À aucun moment Anne Hidalgo ou BHL ne se sont posé la question, pourtant essentielle quand on prétend aux plus hautes responsabilités, des causes de l’effondrement quasi instantané du régime mis en place en 2001 par les États-Unis. Comme le rappelait pourtant le 17 août sur France Culture le spécialiste Gilles Dorronsoro « Si aujourd’hui, personne ne s’est battu pour le régime, il y a une raison. Et la raison c’est que pendant vingt ans les pays occidentaux ont fait absolument n’importe quoi en Afghanistan, ils ont même raté leur évacuation ».

Désormais, au terme de 43 ans de guerre civile et d’interventions étrangères, le pouvoir Taliban est un fait incontournable, aussi détestable soit cette idée. Ajoute à leur contrôle du territoire et de l’essentiel de la population le fait que les Talibans ont progressivement mis la main sur l’essentiel des armes dévolues à la reconstruction d’une armée afghane pour une valeur de 85 milliard de dollars selon la presse anglaise. Leur pouvoir ne connaît donc plus aucune concurrence interne crédible. Il faut partir de la réalité. Ce pouvoir n’aura pas de rival à horizon visible en Afghanistan. Les discours sur la résistance qu’incarnerait dans la vallée du Panjshir Ahmad Massoud, le fils du commandant Massoud, sont déconnectés de la réalité. Ce jeune homme, certes courageux, n’a aucun soutien populaire, peu de combattants, et contrairement à l’époque où son père commandait « l’Alliance du Nord », l’essentiel du nord du pays est contrôlé par les Talibans qui ont su s’attacher le ralliement de la grande masse des combattants de cette région. 
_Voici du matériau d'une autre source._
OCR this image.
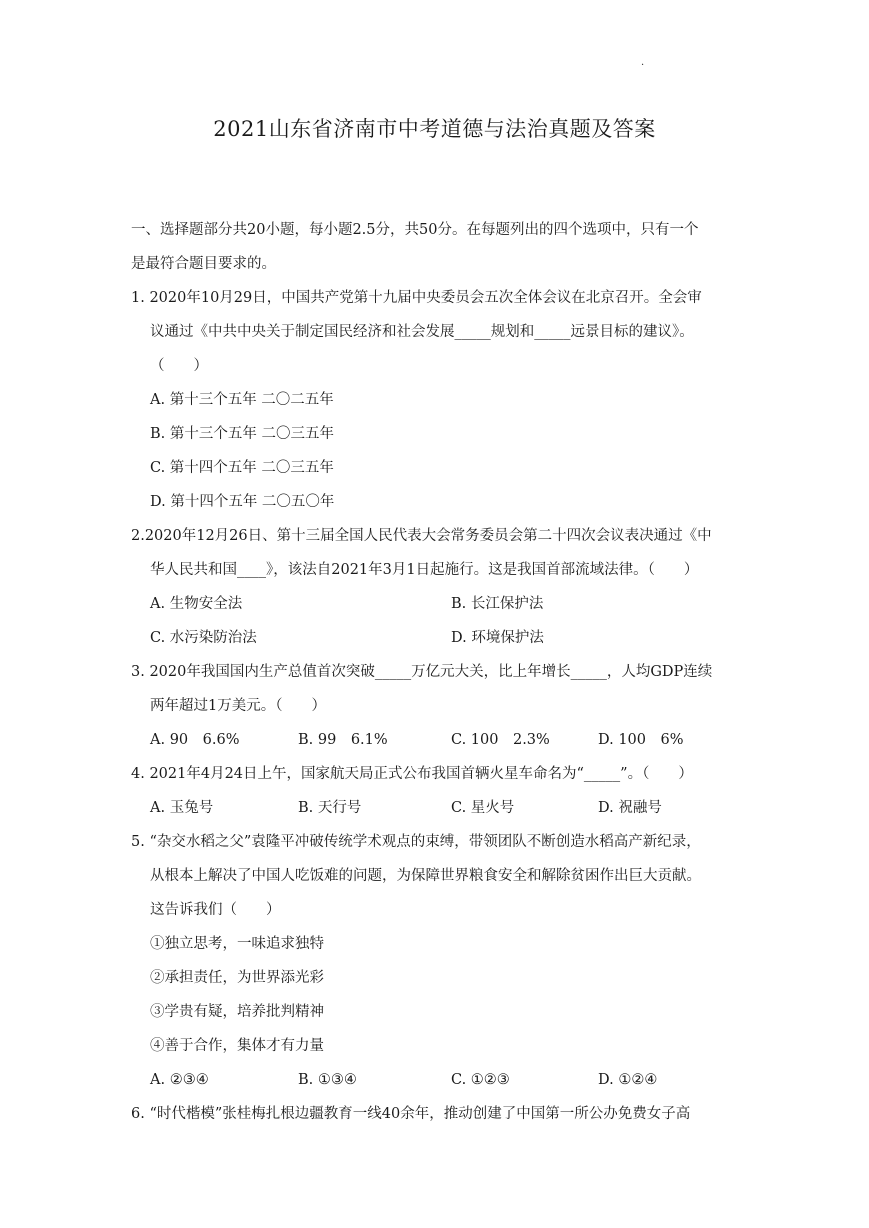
·
2021山东省济南市中考道德与法治真题及答案
一、选择题部分共20小题，每小题2.5分，共50分。在每题列出的四个选项中，只有一个
是最符合题目要求的。
1. 2020年10月29日，中国共产党第十九届中央委员会五次全体会议在北京召开。全会审
议通过《中共中央关于制定国民经济和社会发展_____规划和_____远景目标的建议》。
（　　）
A. 第十三个五年 二〇二五年
B. 第十三个五年 二〇三五年
C. 第十四个五年 二〇三五年
D. 第十四个五年 二〇五〇年
2.2020年12月26日、第十三届全国人民代表大会常务委员会第二十四次会议表决通过《中
华人民共和国____》，该法自2021年3月1日起施行。这是我国首部流域法律。（　　）
A. 生物安全法	B. 长江保护法
C. 水污染防治法	D. 环境保护法
3. 2020年我国国内生产总值首次突破_____万亿元大关，比上年增长_____，人均GDP连续
两年超过1万美元。（　　）
A. 90　6.6%	B. 99　6.1%	C. 100　2.3%	D. 100　6%
4. 2021年4月24日上午，国家航天局正式公布我国首辆火星车命名为“_____”。（　　）
A. 玉兔号	B. 天行号	C. 星火号	D. 祝融号
5. “杂交水稻之父”袁隆平冲破传统学术观点的束缚，带领团队不断创造水稻高产新纪录，
从根本上解决了中国人吃饭难的问题，为保障世界粮食安全和解除贫困作出巨大贡献。
这告诉我们（　　）
①独立思考，一味追求独特
②承担责任，为世界添光彩
③学贵有疑，培养批判精神
④善于合作，集体才有力量
A. ②③④	B. ①③④	C. ①②③	D. ①②④
6. “时代楷模”张桂梅扎根边疆教育一线40余年，推动创建了中国第一所公办免费女子高
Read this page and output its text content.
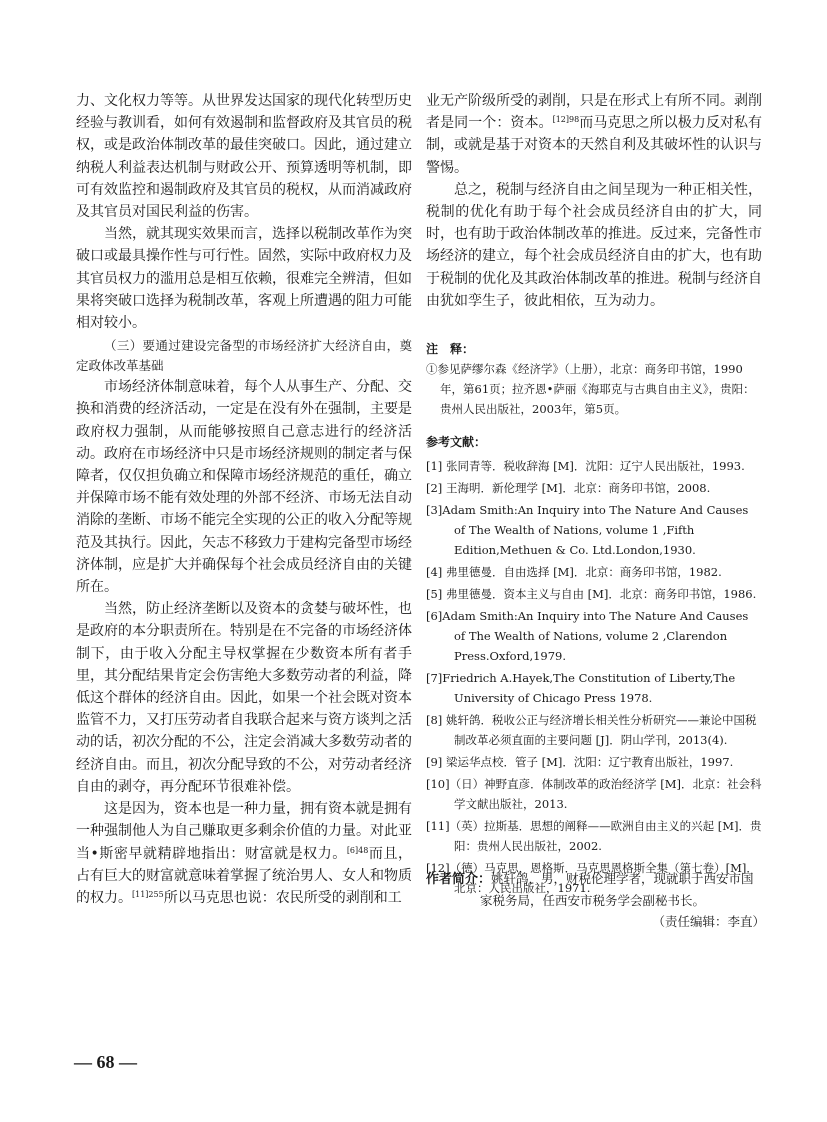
力、文化权力等等。从世界发达国家的现代化转型历史经验与教训看，如何有效遏制和监督政府及其官员的税权，或是政治体制改革的最佳突破口。因此，通过建立纳税人利益表达机制与财政公开、预算透明等机制，即可有效监控和遏制政府及其官员的税权，从而消减政府及其官员对国民利益的伤害。

当然，就其现实效果而言，选择以税制改革作为突破口或最具操作性与可行性。固然，实际中政府权力及其官员权力的滥用总是相互依赖，很难完全辨清，但如果将突破口选择为税制改革，客观上所遭遇的阻力可能相对较小。

（三）要通过建设完备型的市场经济扩大经济自由，奠定政体改革基础

市场经济体制意味着，每个人从事生产、分配、交换和消费的经济活动，一定是在没有外在强制，主要是政府权力强制，从而能够按照自己意志进行的经济活动。政府在市场经济中只是市场经济规则的制定者与保障者，仅仅担负确立和保障市场经济规范的重任，确立并保障市场不能有效处理的外部不经济、市场无法自动消除的垄断、市场不能完全实现的公正的收入分配等规范及其执行。因此，矢志不移致力于建构完备型市场经济体制，应是扩大并确保每个社会成员经济自由的关键所在。

当然，防止经济垄断以及资本的贪婪与破坏性，也是政府的本分职责所在。特别是在不完备的市场经济体制下，由于收入分配主导权掌握在少数资本所有者手里，其分配结果肯定会伤害绝大多数劳动者的利益，降低这个群体的经济自由。因此，如果一个社会既对资本监管不力，又打压劳动者自我联合起来与资方谈判之活动的话，初次分配的不公，注定会消减大多数劳动者的经济自由。而且，初次分配导致的不公，对劳动者经济自由的剥夺，再分配环节很难补偿。

这是因为，资本也是一种力量，拥有资本就是拥有一种强制他人为自己赚取更多剩余价值的力量。对此亚当•斯密早就精辟地指出：财富就是权力。$^{[6]48}$而且，占有巨大的财富就意味着掌握了统治男人、女人和物质的权力。$^{[11]255}$所以马克思也说：农民所受的剥削和工

业无产阶级所受的剥削，只是在形式上有所不同。剥削者是同一个：资本。$^{[12]98}$而马克思之所以极力反对私有制，或就是基于对资本的天然自利及其破坏性的认识与警惕。

总之，税制与经济自由之间呈现为一种正相关性，税制的优化有助于每个社会成员经济自由的扩大，同时，也有助于政治体制改革的推进。反过来，完备性市场经济的建立，每个社会成员经济自由的扩大，也有助于税制的优化及其政治体制改革的推进。税制与经济自由犹如孪生子，彼此相依，互为动力。

注　释：
①参见萨缪尔森《经济学》（上册），北京：商务印书馆，1990年，第61页；拉齐恩•萨丽《海耶克与古典自由主义》，贵阳：贵州人民出版社，2003年，第5页。
参考文献：
[1] 张同青等．税收辞海 [M]．沈阳：辽宁人民出版社，1993.
[2] 王海明．新伦理学 [M]．北京：商务印书馆，2008.
[3]Adam Smith:An Inquiry into The Nature And Causes of The Wealth of Nations, volume 1 ,Fifth Edition,Methuen & Co. Ltd.London,1930.
[4] 弗里德曼．自由选择 [M]．北京：商务印书馆，1982.
[5] 弗里德曼．资本主义与自由 [M]．北京：商务印书馆，1986.
[6]Adam Smith:An Inquiry into The Nature And Causes of The Wealth of Nations, volume 2 ,Clarendon Press.Oxford,1979.
[7]Friedrich A.Hayek,The Constitution of Liberty,The University of Chicago Press 1978.
[8] 姚轩鸽．税收公正与经济增长相关性分析研究——兼论中国税制改革必须直面的主要问题 [J]．阴山学刊，2013(4).
[9] 梁运华点校．管子 [M]．沈阳：辽宁教育出版社，1997.
[10]（日）神野直彦．体制改革的政治经济学 [M]．北京：社会科学文献出版社，2013.
[11]（英）拉斯基．思想的阐释——欧洲自由主义的兴起 [M]．贵阳：贵州人民出版社，2002.
[12]（德）马克思，恩格斯．马克思恩格斯全集（第七卷）[M]．北京：人民出版社，1971.
作者简介：姚轩鸽，男，财税伦理学者，现就职于西安市国
家税务局，任西安市税务学会副秘书长。
（责任编辑：李直）
— 68 —
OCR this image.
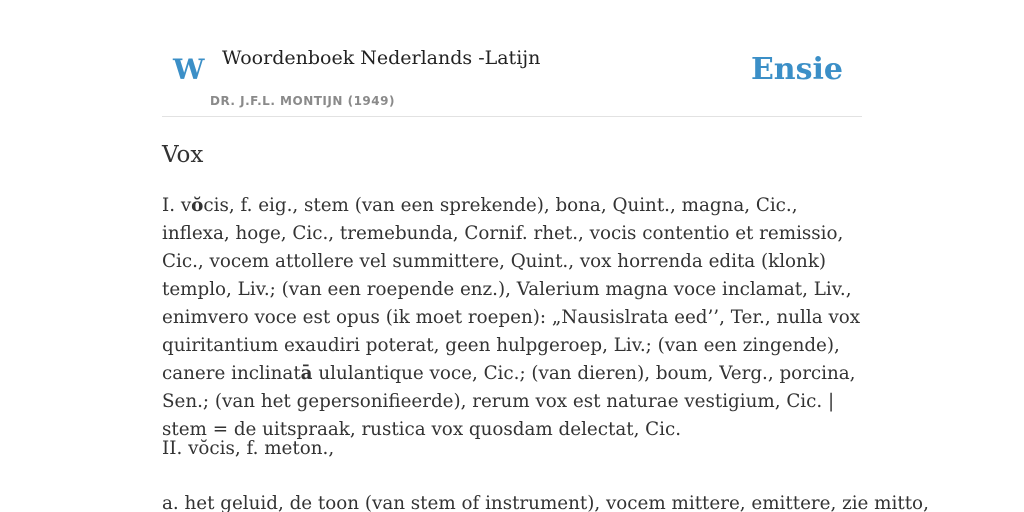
W Woordenboek Nederlands -Latijn
DR. J.F.L. MONTIJN (1949)
Ensie
Vox

I. vŏcis, f. eig., stem (van een sprekende), bona, Quint., magna, Cic., inflexa, hoge, Cic., tremebunda, Cornif. rhet., vocis contentio et remissio, Cic., vocem attollere vel summittere, Quint., vox horrenda edita (klonk) templo, Liv.; (van een roepende enz.), Valerium magna voce inclamat, Liv., enimvero voce est opus (ik moet roepen): „Nausislrata eed’’, Ter., nulla vox quiritantium exaudiri poterat, geen hulpgeroep, Liv.; (van een zingende), canere inclinatā ululantique voce, Cic.; (van dieren), boum, Verg., porcina, Sen.; (van het gepersonifieerde), rerum vox est naturae vestigium, Cic. | stem = de uitspraak, rustica vox quosdam delectat, Cic.

II. vŏcis, f. meton.,

a. het geluid, de toon (van stem of instrument), vocem mittere, emittere, zie mitto,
Au final, il est vrai que BHL a tout intérêt aux envolées lyriques plutôt qu’au froid examen de la réalité. Son parcours résume à lui seul l’essentiel des raisons qui ont conduit l’Afghanistan dans cette situation insupportable pour tous ceux qui partagent la croyance dans l’universalisme des droits humains.  Mais Anne Hidalgo en tant que candidate du PS a la présidentielle peut-elle vouloir que notre pays « retrouve le chemin de Kaboul » pour y faire la guerre aux côtés d’un islamiste contre d’autres islamistes ? On devine ma réponse. Mais celle des socialistes qui vont parait-il bientôt l’investir ?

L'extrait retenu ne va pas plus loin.